One Hanukka — after our family menora was lit, the blessings chanted, the songs sung, the gifts opened — everyone trudged upstairs to watch TV. I stayed downstairs alone and watched the menora burn low. Though the communal and commercial push on Hanukka is toward shopping-mall candle lightings, house parties, and group crafts for kids, I wanted to see if the holiday could also be quiet and contemplative.

I’m not talking “Silent Night” here — that’s that other holiday — but a real chance to take in the play of shadow and light and contemplate what Hanukka means.

The Jewish life cycle, from bris or baby naming to funeral and shiva, leaves little time for singular reflection. Judaism calls for a group, a minyan, to experience much of what it offers. Even on Yom Kippur, we do not confess our sins alone, but together as community.

So I admit that sitting alone and watching the candles burn down seemed a little downbeat and weird at first.

But the traditional prayer “Hanerot Halalu” (“These Lights”) — which reminds us, as we look upon the candles, to thank and praise God “for the wondrous miracle of our deliverance” — helped me view this solo experience in a different, well, light. While watching the flames, I finally connected with the words of the prayer, realizing that after eight nights of parties and presents (as well as latkes, sufganiyot, and black cherry soda), I felt miraculously delivered, like I was a Maccabee who emerged victorious from the combat zones of holiday shopping.

Casting a shadow on my reverie, however, was the “Hanukka Meditation” in my Sim Shalom prayer book. It suggested that “in the last glimmer of spiraling flame,” I should be able to see the spark of “Maccabees, martyrs, men, and women of valor.”

Try as I might, staring at the candles burning down, all I could make out were colorful driblets of wax.

I wondered: Was there some other message?

Flames reach out at us from most every part of Judaism. Looking into our menorot, they can draw us into a light of memory, like a yahrtzeit candle lit at the anniversary of a loved one’s death. Flames also light us up with celebration, such as illuminating the candles of Shabbat or setting bonfires on Lag Ba’Omer.
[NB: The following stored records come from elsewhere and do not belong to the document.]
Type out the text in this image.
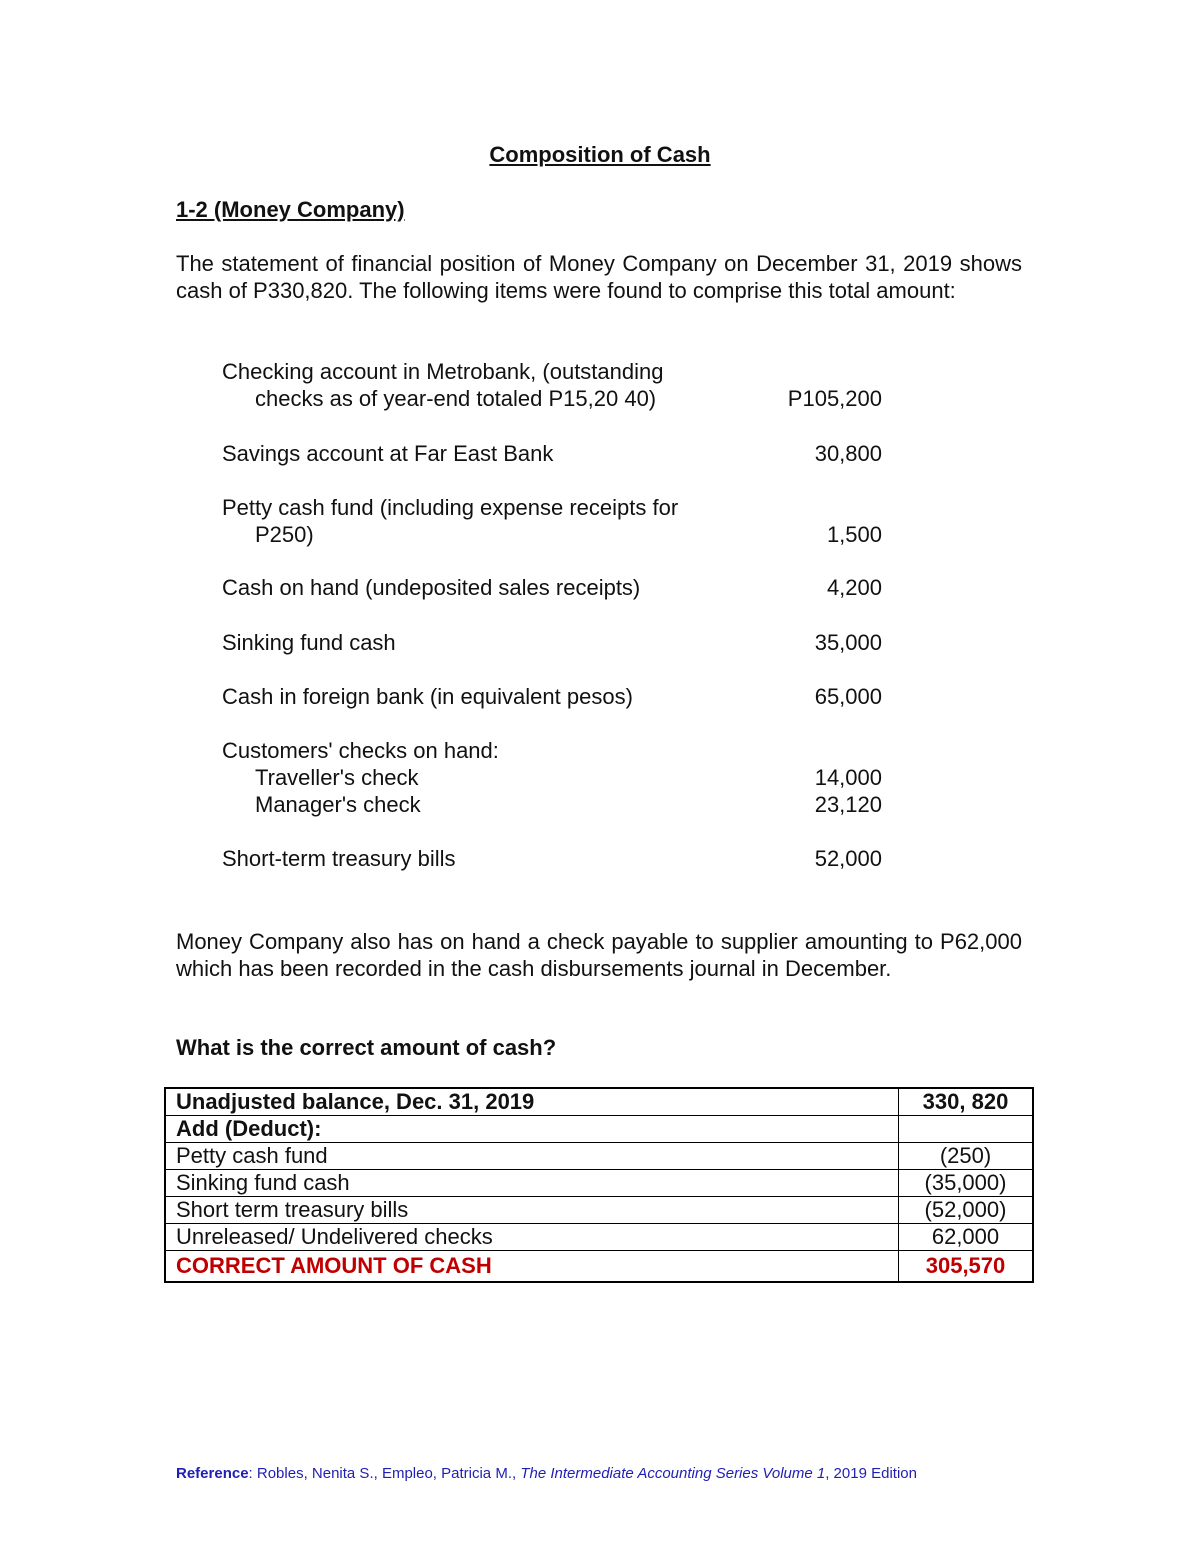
Composition of Cash
1-2 (Money Company)
The statement of financial position of Money Company on December 31, 2019 shows cash of P330,820. The following items were found to comprise this total amount:
Checking account in Metrobank, (outstanding
checks as of year-end totaled P15,20 40)	P105,200
Savings account at Far East Bank	30,800
Petty cash fund (including expense receipts for
P250)	1,500
Cash on hand (undeposited sales receipts)	4,200
Sinking fund cash	35,000
Cash in foreign bank (in equivalent pesos)	65,000
Customers' checks on hand:
Traveller's check	14,000
Manager's check	23,120
Short-term treasury bills	52,000
Money Company also has on hand a check payable to supplier amounting to P62,000 which has been recorded in the cash disbursements journal in December.
What is the correct amount of cash?
Unadjusted balance, Dec. 31, 2019	330, 820
Add (Deduct):	
Petty cash fund	(250)
Sinking fund cash	(35,000)
Short term treasury bills	(52,000)
Unreleased/ Undelivered checks	62,000
CORRECT AMOUNT OF CASH	305,570
Reference: Robles, Nenita S., Empleo, Patricia M., The Intermediate Accounting Series Volume 1, 2019 Edition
In the window of my dining room, another candle connection was burning up right before me. The shamash, the candle used to light all the others on the menora, was burning out first, making me ask: Who had been my shamash? Taking bows in the candlelight were a basketball coach, a college lecturer, the rabbi where I grew up, a kid from Scouts and, to a well-earned round of applause, my parents. In turn, they had showed me how to move my feet, write, parse Torah commentary, cook, and strive toward menschhood. 

In the Sefer Yetzira — the Book of Creation — the earliest foundation text of Kabala, there is a passage about a “flame in a burning coal.” Aryeh Kaplan, an Orthodox rabbi who was known for his knowledge of physics and Kabala, wrote that it can be used as a meditation. In his book Sefer Yetzirah: The Book of Creation in Theory and Practice, various parts of the flame correspond to the sephirot, or attributes through which Ein Sof — “the infinite” — is revealed.

In Kaplan’s meditation, the wick represents the physical world; the blue flame closest to the wick is “the counterpart of Malchut,”or Kingdom, which is our perceptions of God’s actions and attributes. Surrounding this is the bright yellow flame, which corresponds to the sephirot of kindness, strength, beauty, victory, splendor, and foundation.

The hottest part, the white flame, is the sephira of bina, or understanding, with the “light radiating from the candle,” corresponding to hochma, or wisdom.

“The only way in which the flame can rise is for all of these parts to come together,” Kaplan wrote.

And rise they did, growing brighter first, and then sputtering out, one by one, but leaving me with a glow.